Microsoft is now putting its AI into all of its 365 apps, including Word, Excel, PowerPoint, Outlook, Teams, and more. What’s more, Microsoft said it will be accessing your data, including anything you might have in your OneDrive, email, and beyond, to personalize all the content this so-called “Copilot” generates.
On Thursday, Microsoft showed how much it’s still gunning for big tech AI dominance. In a live press conference held on LinkedIn, Microsoft’s corporate VP Jared Spataro touted the new AI system’s power to remove the “drudgery” of modern work. At the same time, he hedged somewhat on how accurate the system would always be, saying “Sometimes it will get it right, but otherwise it gets it usefully wrong.”
The company’s head of office apps Sumit Chauhan showed how the AI could create Word docs, PowerPoint slides, Excel spreadsheets, and more using simple prompts.
For instance, Chauhan asked the system to create a 10-slide PowerPoint for celebrating her daughter’s graduation. The system pulled pictures and information from her OneDrive to craft slides separated by different subjects. Users can then ask the AI to further refine text to shorten it or make it more “fun.” The Copilot can also modify the images or animate them based on user prompts.
Microsoft called the process of taking context from users’ data “grounding.” Spataro promised this system of checking through users’ data goes through “security compliance and privacy reviews.”
The Copilot in Microsoft teams can summarize and extrapolate information based on the meeting transcript. In Outlook, the AI can write emails or responses for users. Microsoft said the AI can create speakers notes for public speeches, and it will also make suggestions of items you can add to any of these documents, like adding an FAQ to a demonstration document. It can also format documents to fit the style of past work, such as when creating an official standard company document complete with official letterhead.
In a Word doc written by the AI, Chauhan demonstrated going in to edit a single paragraph of a graduation speech for her daughter “to sound more like me.” It adds a somewhat sour note to the whole presentation. Imagine a parent not even taking the time to speak from the heart, instead just letting the AI do all the work then changing a few sentences afterwards. But indeed if this is us being “separated from the soul of our work” as Spataro put it, then we can imagine a lot more staid, AI-generated graduation speeches in our future.
The AI is being tested with “select commercial customers,” though the company did not give a date when users can expect to have Copilot in their own 365 apps.
Rumors of Office AI integration have been going for more than a month now, but the company is also sticking its Prometheus AI into its sales programs as well. Much like Salesforce’s own integration into its cloud platforms, Microsoft’s Dynamics 365 will get access to similar AI integration even beyond the existing AI system in Viva Sales.

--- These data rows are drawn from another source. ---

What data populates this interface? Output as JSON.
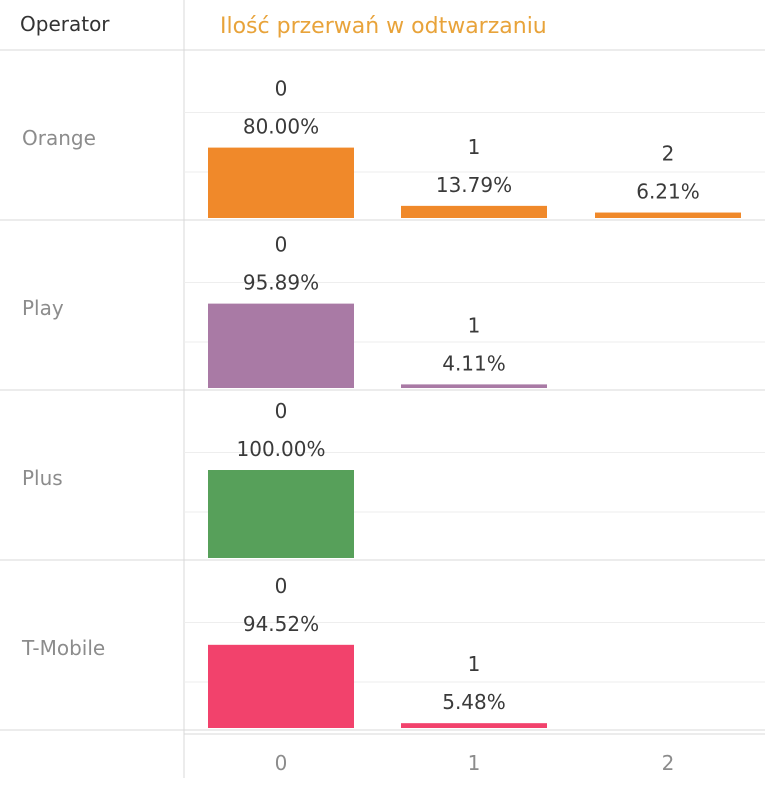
{
  "header": {
    "dimension_label": "Operator",
    "title": "Ilość przerwań w odtwarzaniu",
    "title_color": "#E8A33A"
  },
  "chart_data": {
    "type": "bar",
    "layout": "small-multiples-by-row",
    "row_dimension": "Operator",
    "categories": [
      "0",
      "1",
      "2"
    ],
    "value_unit": "%",
    "ylim": [
      0,
      100
    ],
    "grid": true,
    "rows": [
      {
        "name": "Orange",
        "color": "#F0892A",
        "bars": [
          {
            "category": "0",
            "value": 80.0,
            "label": "80.00%"
          },
          {
            "category": "1",
            "value": 13.79,
            "label": "13.79%"
          },
          {
            "category": "2",
            "value": 6.21,
            "label": "6.21%"
          }
        ]
      },
      {
        "name": "Play",
        "color": "#A97AA5",
        "bars": [
          {
            "category": "0",
            "value": 95.89,
            "label": "95.89%"
          },
          {
            "category": "1",
            "value": 4.11,
            "label": "4.11%"
          }
        ]
      },
      {
        "name": "Plus",
        "color": "#57A05A",
        "bars": [
          {
            "category": "0",
            "value": 100.0,
            "label": "100.00%"
          }
        ]
      },
      {
        "name": "T-Mobile",
        "color": "#F2426C",
        "bars": [
          {
            "category": "0",
            "value": 94.52,
            "label": "94.52%"
          },
          {
            "category": "1",
            "value": 5.48,
            "label": "5.48%"
          }
        ]
      }
    ]
  }
}
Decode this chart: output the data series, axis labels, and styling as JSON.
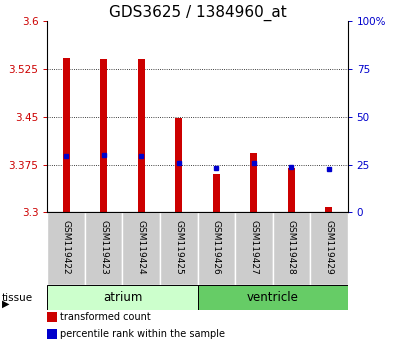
{
  "title": "GDS3625 / 1384960_at",
  "samples": [
    "GSM119422",
    "GSM119423",
    "GSM119424",
    "GSM119425",
    "GSM119426",
    "GSM119427",
    "GSM119428",
    "GSM119429"
  ],
  "bar_bottom": 3.3,
  "bar_tops": [
    3.543,
    3.54,
    3.541,
    3.448,
    3.36,
    3.393,
    3.37,
    3.308
  ],
  "percentile_values": [
    3.388,
    3.39,
    3.388,
    3.378,
    3.37,
    3.378,
    3.372,
    3.368
  ],
  "ylim_left": [
    3.3,
    3.6
  ],
  "ylim_right": [
    0,
    100
  ],
  "yticks_left": [
    3.3,
    3.375,
    3.45,
    3.525,
    3.6
  ],
  "yticks_right": [
    0,
    25,
    50,
    75,
    100
  ],
  "bar_color": "#cc0000",
  "percentile_color": "#0000cc",
  "title_fontsize": 11,
  "tick_color_left": "#cc0000",
  "tick_color_right": "#0000cc",
  "group_starts": [
    0,
    4
  ],
  "group_sizes": [
    4,
    4
  ],
  "group_labels": [
    "atrium",
    "ventricle"
  ],
  "group_colors": [
    "#ccffcc",
    "#66cc66"
  ],
  "sample_box_color": "#cccccc",
  "legend_items": [
    {
      "color": "#cc0000",
      "label": "transformed count"
    },
    {
      "color": "#0000cc",
      "label": "percentile rank within the sample"
    }
  ]
}
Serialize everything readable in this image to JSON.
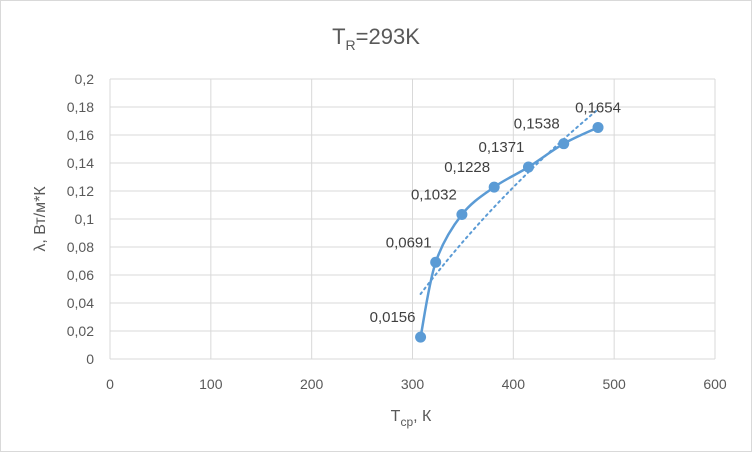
{
  "chart_data": {
    "type": "scatter",
    "title": {
      "main": "T",
      "sub": "R",
      "rest": "=293K"
    },
    "xlabel": {
      "main": "T",
      "sub": "ср",
      "rest": ", К"
    },
    "ylabel": "λ, Вт/м*К",
    "xlim": [
      0,
      600
    ],
    "ylim": [
      0,
      0.2
    ],
    "x_ticks": [
      0,
      100,
      200,
      300,
      400,
      500,
      600
    ],
    "y_ticks": [
      0,
      0.02,
      0.04,
      0.06,
      0.08,
      0.1,
      0.12,
      0.14,
      0.16,
      0.18,
      0.2
    ],
    "x_tick_labels": [
      "0",
      "100",
      "200",
      "300",
      "400",
      "500",
      "600"
    ],
    "y_tick_labels": [
      "0",
      "0,02",
      "0,04",
      "0,06",
      "0,08",
      "0,1",
      "0,12",
      "0,14",
      "0,16",
      "0,18",
      "0,2"
    ],
    "grid": true,
    "legend": "none",
    "series": [
      {
        "color": "#5b9bd5",
        "style": "smooth-line-with-markers",
        "x": [
          308,
          323,
          349,
          381,
          415,
          450,
          484
        ],
        "y": [
          0.0156,
          0.0691,
          0.1032,
          0.1228,
          0.1371,
          0.1538,
          0.1654
        ],
        "labels": [
          "0,0156",
          "0,0691",
          "0,1032",
          "0,1228",
          "0,1371",
          "0,1538",
          "0,1654"
        ]
      }
    ],
    "trendline": {
      "type": "logarithmic",
      "style": "dotted",
      "color": "#5b9bd5"
    }
  }
}
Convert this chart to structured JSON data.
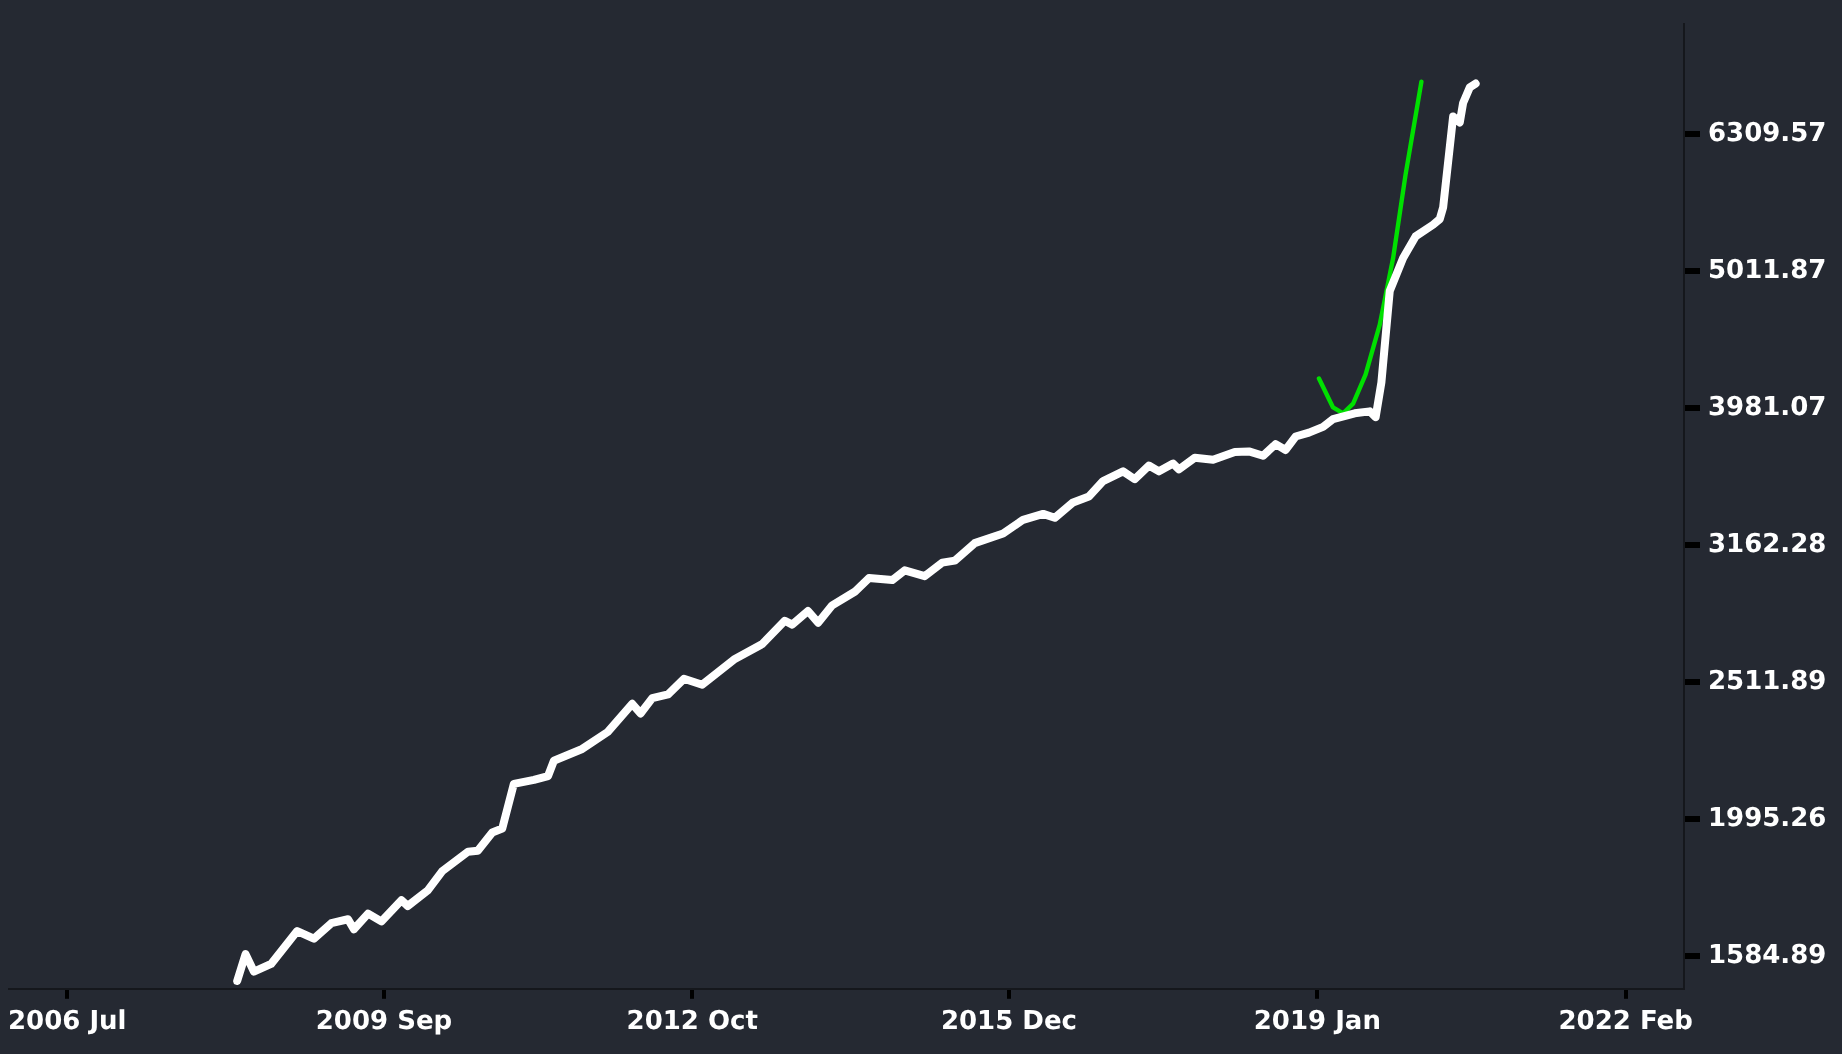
{
  "chart_data": {
    "type": "line",
    "log": "y",
    "grid": false,
    "legend": false,
    "marker": "none",
    "line_style": "solid",
    "xlim": [
      "2005-12-01",
      "2022-09-01"
    ],
    "xticks": [
      {
        "value": "2006-07-01",
        "label": "2006 Jul"
      },
      {
        "value": "2009-09-01",
        "label": "2009 Sep"
      },
      {
        "value": "2012-10-01",
        "label": "2012 Oct"
      },
      {
        "value": "2015-12-01",
        "label": "2015 Dec"
      },
      {
        "value": "2019-01-01",
        "label": "2019 Jan"
      },
      {
        "value": "2022-02-01",
        "label": "2022 Feb"
      }
    ],
    "ylim": [
      1500,
      7600
    ],
    "yticks": [
      1584.89,
      1995.26,
      2511.89,
      3162.28,
      3981.07,
      5011.87,
      6309.57
    ],
    "series": [
      {
        "color": "#ffffff",
        "x": [
          "2008-03-13",
          "2008-04-13",
          "2008-05-13",
          "2008-07-15",
          "2008-10-19",
          "2008-12-19",
          "2009-02-22",
          "2009-04-22",
          "2009-05-13",
          "2009-07-04",
          "2009-08-22",
          "2009-11-04",
          "2009-11-27",
          "2010-02-09",
          "2010-04-01",
          "2010-07-04",
          "2010-08-09",
          "2010-10-01",
          "2010-11-07",
          "2010-12-19",
          "2011-03-01",
          "2011-04-22",
          "2011-05-13",
          "2011-08-25",
          "2011-11-28",
          "2012-02-25",
          "2012-03-25",
          "2012-05-07",
          "2012-07-04",
          "2012-09-01",
          "2012-11-07",
          "2013-03-01",
          "2013-06-13",
          "2013-09-04",
          "2013-10-01",
          "2013-11-28",
          "2014-01-04",
          "2014-02-25",
          "2014-05-16",
          "2014-07-07",
          "2014-10-01",
          "2014-11-16",
          "2015-01-28",
          "2015-04-01",
          "2015-05-16",
          "2015-07-28",
          "2015-11-10",
          "2016-01-22",
          "2016-04-04",
          "2016-05-16",
          "2016-07-22",
          "2016-09-19",
          "2016-11-10",
          "2017-01-22",
          "2017-03-04",
          "2017-04-25",
          "2017-06-01",
          "2017-07-22",
          "2017-08-13",
          "2017-10-10",
          "2017-12-16",
          "2018-03-04",
          "2018-04-25",
          "2018-06-16",
          "2018-08-01",
          "2018-09-07",
          "2018-10-13",
          "2018-12-01",
          "2019-01-22",
          "2019-02-28",
          "2019-05-16",
          "2019-07-10",
          "2019-08-01",
          "2019-08-22",
          "2019-09-22",
          "2019-11-10",
          "2019-12-25",
          "2020-02-28",
          "2020-03-22",
          "2020-04-04",
          "2020-05-10",
          "2020-06-04",
          "2020-06-16",
          "2020-07-10",
          "2020-08-01"
        ],
        "values": [
          1520,
          1590,
          1544,
          1564,
          1653,
          1632,
          1675,
          1686,
          1658,
          1702,
          1680,
          1741,
          1724,
          1770,
          1828,
          1889,
          1892,
          1951,
          1964,
          2117,
          2131,
          2145,
          2201,
          2245,
          2311,
          2422,
          2383,
          2445,
          2461,
          2526,
          2501,
          2609,
          2678,
          2785,
          2767,
          2831,
          2776,
          2858,
          2924,
          2992,
          2982,
          3031,
          3002,
          3071,
          3081,
          3173,
          3225,
          3300,
          3333,
          3311,
          3398,
          3432,
          3522,
          3580,
          3533,
          3615,
          3580,
          3627,
          3592,
          3663,
          3651,
          3699,
          3702,
          3675,
          3748,
          3711,
          3796,
          3821,
          3858,
          3909,
          3947,
          3960,
          3922,
          4158,
          4848,
          5125,
          5314,
          5419,
          5471,
          5580,
          6500,
          6437,
          6650,
          6827,
          6871
        ]
      },
      {
        "color": "#00e000",
        "x": [
          "2019-01-07",
          "2019-02-28",
          "2019-04-04",
          "2019-05-10",
          "2019-06-25",
          "2019-08-16",
          "2019-10-04",
          "2019-11-19",
          "2020-01-16"
        ],
        "values": [
          4185,
          3986,
          3947,
          4012,
          4212,
          4582,
          5125,
          5897,
          6893
        ]
      }
    ]
  }
}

Microsoft is in a running battle to integrate as much AI into as many of its user-side systems as possible. Just like Microsoft beat out Google with the original announcement of AI integration into the company’s Bing search engine, Google turned the tables this past week and showed off plans to put AI into Gmail and Google Docs.
As first noticed by Windows Central on Wednesday, Microsoft drastically shortened the sign up for the Bing AI preview. The Bing search chatbot has gone through quite a few iterations since it was first unveiled, especially after people quickly found the program could easily hallucinate. Even with those obvious problems, the aI program has already been integrated into Skype and the Windows 11 Taskbar as well. The current version includes a few different “personalities” to force the AI to give slightly more opinionated answers to responses.